Georgetown, Washington, DC

Georgetown is a wealthy neighborhood in Washington, DC. Located along the Potomac River, the neighborhood maintains an architectural style, characterized by red-brick roads and row houses, and a separate grid system that is visibly distinct from the rest of D.C. Georgetown also has key cultural institutions (such as Georgetown University) and an active neighborhood association that foster a distinct cultural and political identity. The neighborhood’s rivers and parks also create a sense of distinctness by forming a flexible boundary that is prominent enough to be a spatial separator, but still easily crossed if needed.

Stevenage, United Kingdom

Stevenage, one of the British new towns built in the post-war period, highlights some of the ways in which Perry’s neighborhood unit idea was adapted. Like Perry’s ideal, the plan’s neighborhood units included ample provisions for small parks, were centered around an elementary school, and described pedestrian-oriented internal streets. Even so, their population and density of 9600 people and 31 people per acre, respectively, were greater than Perry’s and they included a central — not a peripheral — shopping area. Interestingly, despite being denser than Perry’s model, they were described as not being conducive to social activity by immediate studies (Peter Willmot, 1962). The case of Stevenage suggests that neighborhoods — in the social sense — may not be things that can be planned but rather emerge.

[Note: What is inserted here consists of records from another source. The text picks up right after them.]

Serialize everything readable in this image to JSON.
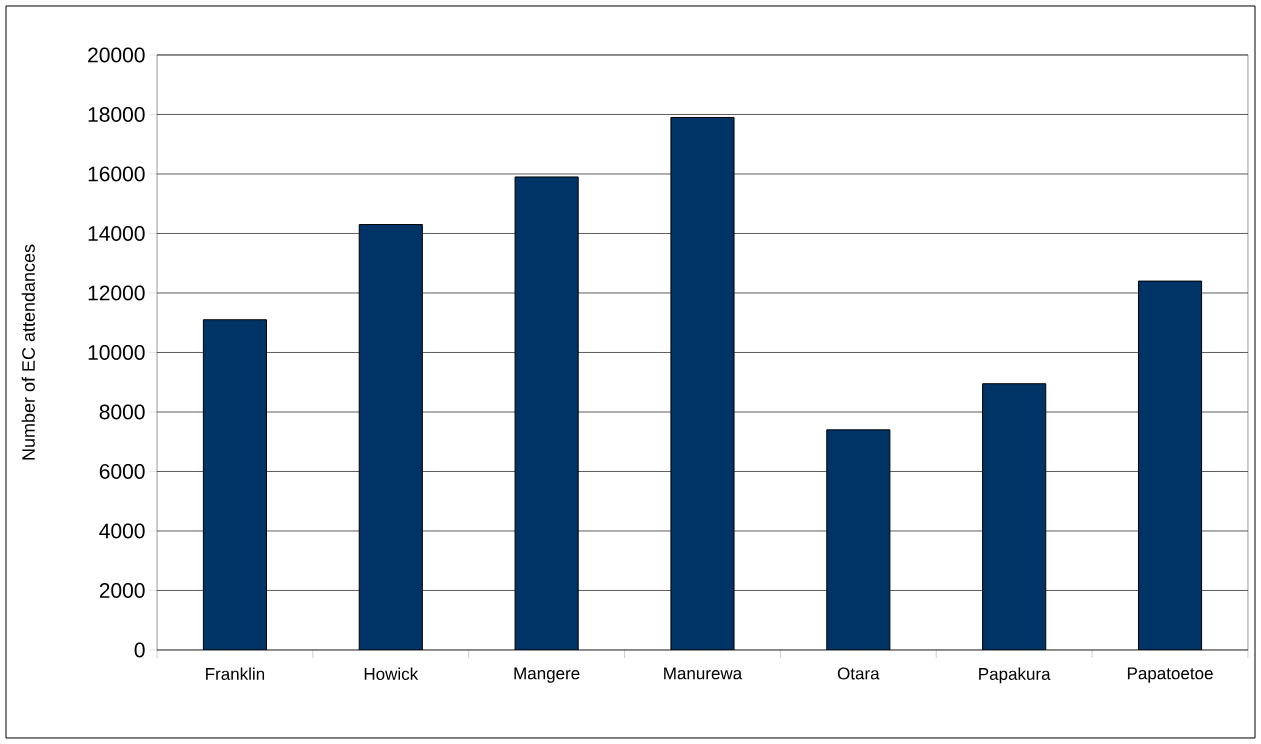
{
  "chart_data": {
    "type": "bar",
    "ylabel": "Number of EC attendances",
    "categories": [
      "Franklin",
      "Howick",
      "Mangere",
      "Manurewa",
      "Otara",
      "Papakura",
      "Papatoetoe"
    ],
    "values": [
      11100,
      14300,
      15900,
      17900,
      7400,
      8950,
      12400
    ],
    "color": "#003366",
    "ylim": [
      0,
      20000
    ],
    "yticks": [
      0,
      2000,
      4000,
      6000,
      8000,
      10000,
      12000,
      14000,
      16000,
      18000,
      20000
    ],
    "grid": "y"
  }
}
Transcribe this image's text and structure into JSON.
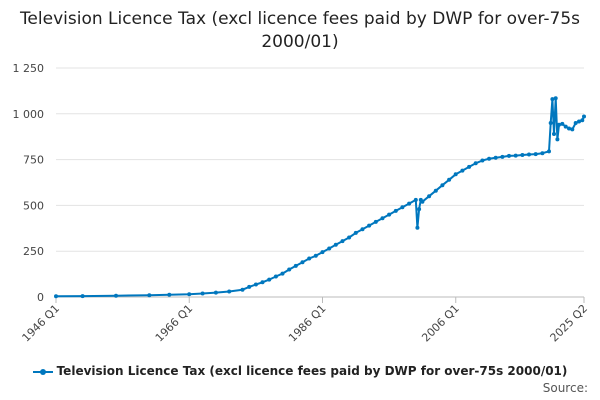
{
  "chart_data": {
    "type": "line",
    "title": "Television Licence Tax (excl licence fees paid by DWP for over-75s 2000/01)",
    "xlabel": "",
    "ylabel": "",
    "y_ticks": [
      "0",
      "250",
      "500",
      "750",
      "1 000",
      "1 250"
    ],
    "y_tick_values": [
      0,
      250,
      500,
      750,
      1000,
      1250
    ],
    "ylim": [
      0,
      1250
    ],
    "x_ticks": [
      "1946 Q1",
      "1966 Q1",
      "1986 Q1",
      "2006 Q1",
      "2025 Q2"
    ],
    "x_tick_values": [
      1946.0,
      1966.0,
      1986.0,
      2006.0,
      2025.25
    ],
    "xlim": [
      1946.0,
      2025.25
    ],
    "grid": true,
    "legend_position": "bottom",
    "series_color": "#0077be",
    "series": [
      {
        "name": "Television Licence Tax (excl licence fees paid by DWP for over-75s 2000/01)",
        "points": [
          [
            1946.0,
            4
          ],
          [
            1950.0,
            5
          ],
          [
            1955.0,
            7
          ],
          [
            1960.0,
            10
          ],
          [
            1963.0,
            12
          ],
          [
            1966.0,
            15
          ],
          [
            1968.0,
            19
          ],
          [
            1970.0,
            24
          ],
          [
            1972.0,
            30
          ],
          [
            1974.0,
            40
          ],
          [
            1975.0,
            55
          ],
          [
            1976.0,
            68
          ],
          [
            1977.0,
            80
          ],
          [
            1978.0,
            95
          ],
          [
            1979.0,
            112
          ],
          [
            1980.0,
            128
          ],
          [
            1981.0,
            150
          ],
          [
            1982.0,
            170
          ],
          [
            1983.0,
            190
          ],
          [
            1984.0,
            210
          ],
          [
            1985.0,
            225
          ],
          [
            1986.0,
            245
          ],
          [
            1987.0,
            265
          ],
          [
            1988.0,
            285
          ],
          [
            1989.0,
            305
          ],
          [
            1990.0,
            325
          ],
          [
            1991.0,
            350
          ],
          [
            1992.0,
            370
          ],
          [
            1993.0,
            390
          ],
          [
            1994.0,
            410
          ],
          [
            1995.0,
            430
          ],
          [
            1996.0,
            450
          ],
          [
            1997.0,
            470
          ],
          [
            1998.0,
            490
          ],
          [
            1999.0,
            510
          ],
          [
            2000.0,
            530
          ],
          [
            2000.25,
            378
          ],
          [
            2000.5,
            480
          ],
          [
            2000.75,
            530
          ],
          [
            2001.0,
            520
          ],
          [
            2002.0,
            550
          ],
          [
            2003.0,
            580
          ],
          [
            2004.0,
            610
          ],
          [
            2005.0,
            640
          ],
          [
            2006.0,
            670
          ],
          [
            2007.0,
            690
          ],
          [
            2008.0,
            710
          ],
          [
            2009.0,
            730
          ],
          [
            2010.0,
            745
          ],
          [
            2011.0,
            755
          ],
          [
            2012.0,
            760
          ],
          [
            2013.0,
            765
          ],
          [
            2014.0,
            770
          ],
          [
            2015.0,
            772
          ],
          [
            2016.0,
            775
          ],
          [
            2017.0,
            778
          ],
          [
            2018.0,
            780
          ],
          [
            2019.0,
            785
          ],
          [
            2020.0,
            795
          ],
          [
            2020.25,
            950
          ],
          [
            2020.5,
            1080
          ],
          [
            2020.75,
            890
          ],
          [
            2021.0,
            1085
          ],
          [
            2021.25,
            860
          ],
          [
            2021.5,
            940
          ],
          [
            2022.0,
            945
          ],
          [
            2022.5,
            930
          ],
          [
            2023.0,
            920
          ],
          [
            2023.5,
            915
          ],
          [
            2024.0,
            950
          ],
          [
            2024.5,
            958
          ],
          [
            2025.0,
            965
          ],
          [
            2025.25,
            985
          ]
        ]
      }
    ]
  },
  "legend": {
    "label": "Television Licence Tax (excl licence fees paid by DWP for over-75s 2000/01)"
  },
  "footer": {
    "source_label": "Source:"
  }
}
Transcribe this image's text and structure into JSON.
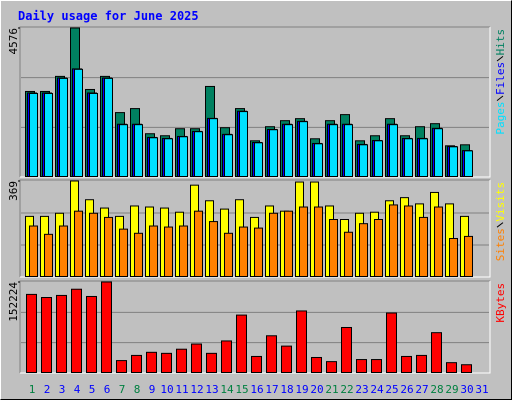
{
  "chart_data": [
    {
      "type": "bar",
      "title": "Daily usage for June 2025",
      "ylim": [
        0,
        4576
      ],
      "yticks": [
        4576
      ],
      "series": [
        {
          "name": "Hits",
          "color": "#008060",
          "values": [
            2627,
            2627,
            3090,
            4576,
            2688,
            3090,
            1978,
            2101,
            1329,
            1267,
            1483,
            1483,
            2781,
            1514,
            2101,
            1112,
            1545,
            1730,
            1792,
            1174,
            1730,
            1916,
            1112,
            1267,
            1792,
            1267,
            1545,
            1638,
            958,
            989,
            null
          ]
        },
        {
          "name": "Files",
          "color": "#0000ff",
          "values": [
            2580,
            2580,
            3040,
            3320,
            2580,
            3040,
            1620,
            1620,
            1215,
            1185,
            1245,
            1400,
            1800,
            1310,
            2020,
            1060,
            1460,
            1620,
            1710,
            1030,
            1620,
            1620,
            1000,
            1120,
            1620,
            1185,
            1185,
            1495,
            935,
            810,
            null
          ]
        },
        {
          "name": "Pages",
          "color": "#00e0ff",
          "values": [
            2565,
            2565,
            3028,
            3306,
            2565,
            3028,
            1607,
            1607,
            1205,
            1174,
            1236,
            1391,
            1792,
            1298,
            2009,
            1051,
            1452,
            1607,
            1700,
            1020,
            1607,
            1607,
            989,
            1112,
            1607,
            1174,
            1174,
            1483,
            927,
            803,
            null
          ]
        }
      ]
    },
    {
      "type": "bar",
      "ylim": [
        0,
        369
      ],
      "yticks": [
        369
      ],
      "series": [
        {
          "name": "Visits",
          "color": "#ffff00",
          "values": [
            233,
            233,
            245,
            369,
            297,
            265,
            233,
            273,
            269,
            265,
            249,
            353,
            293,
            261,
            297,
            229,
            273,
            253,
            365,
            365,
            273,
            221,
            245,
            249,
            293,
            305,
            281,
            325,
            281,
            233,
            null
          ]
        },
        {
          "name": "Sites",
          "color": "#ff8000",
          "values": [
            196,
            164,
            196,
            253,
            245,
            229,
            184,
            168,
            196,
            192,
            196,
            253,
            213,
            168,
            192,
            188,
            245,
            253,
            269,
            269,
            221,
            172,
            205,
            221,
            277,
            273,
            229,
            269,
            148,
            156,
            null
          ]
        }
      ]
    },
    {
      "type": "bar",
      "ylim": [
        0,
        152224
      ],
      "yticks": [
        152224
      ],
      "categories": [
        "1",
        "2",
        "3",
        "4",
        "5",
        "6",
        "7",
        "8",
        "9",
        "10",
        "11",
        "12",
        "13",
        "14",
        "15",
        "16",
        "17",
        "18",
        "19",
        "20",
        "21",
        "22",
        "23",
        "24",
        "25",
        "26",
        "27",
        "28",
        "29",
        "30",
        "31"
      ],
      "category_colors": [
        "#008040",
        "#0000ff",
        "#0000ff",
        "#0000ff",
        "#0000ff",
        "#0000ff",
        "#008040",
        "#008040",
        "#0000ff",
        "#0000ff",
        "#0000ff",
        "#0000ff",
        "#0000ff",
        "#008040",
        "#008040",
        "#0000ff",
        "#0000ff",
        "#0000ff",
        "#0000ff",
        "#0000ff",
        "#008040",
        "#008040",
        "#0000ff",
        "#0000ff",
        "#0000ff",
        "#0000ff",
        "#0000ff",
        "#008040",
        "#008040",
        "#0000ff",
        "#0000ff"
      ],
      "series": [
        {
          "name": "KBytes",
          "color": "#ff0000",
          "values": [
            131480,
            126290,
            129750,
            140130,
            128020,
            152224,
            20760,
            29410,
            34600,
            32870,
            39790,
            48440,
            32870,
            53630,
            96880,
            27680,
            62280,
            44980,
            103800,
            25950,
            19030,
            76120,
            22490,
            22490,
            100340,
            27680,
            29410,
            67470,
            17300,
            13840,
            null
          ]
        }
      ]
    }
  ]
}
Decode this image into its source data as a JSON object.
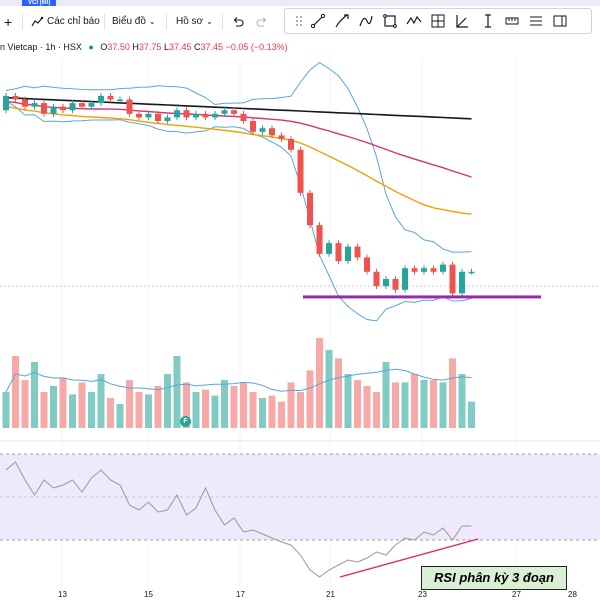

Chandigarh –– A Symbol of Modernity and Independence

Chandigarh, whose construction began in 1952, is a built example of a city with a gridiron plan. Interestingly, the arrangement of this plan, divided into 47 self-contained micro neighborhoods, is justified by means of human analogy — for example, Sector 17, the central business district, is likened to the heart and Sector 1, the Capitol Complex, to the head. Chandigarh, in this sense, appears to have not only been a statement economic project for post-independence India but also an unrestrictive lab for Le Corbusier’s theories of the urban. India’s first prime minister, Jawaharlal Nehru, wanted Chandigarh to become a monumental city symbolizing India’s bright future of modernity, progress, and independence, but its segmentation into cells based on neighborhood units became a symbol of class segregation.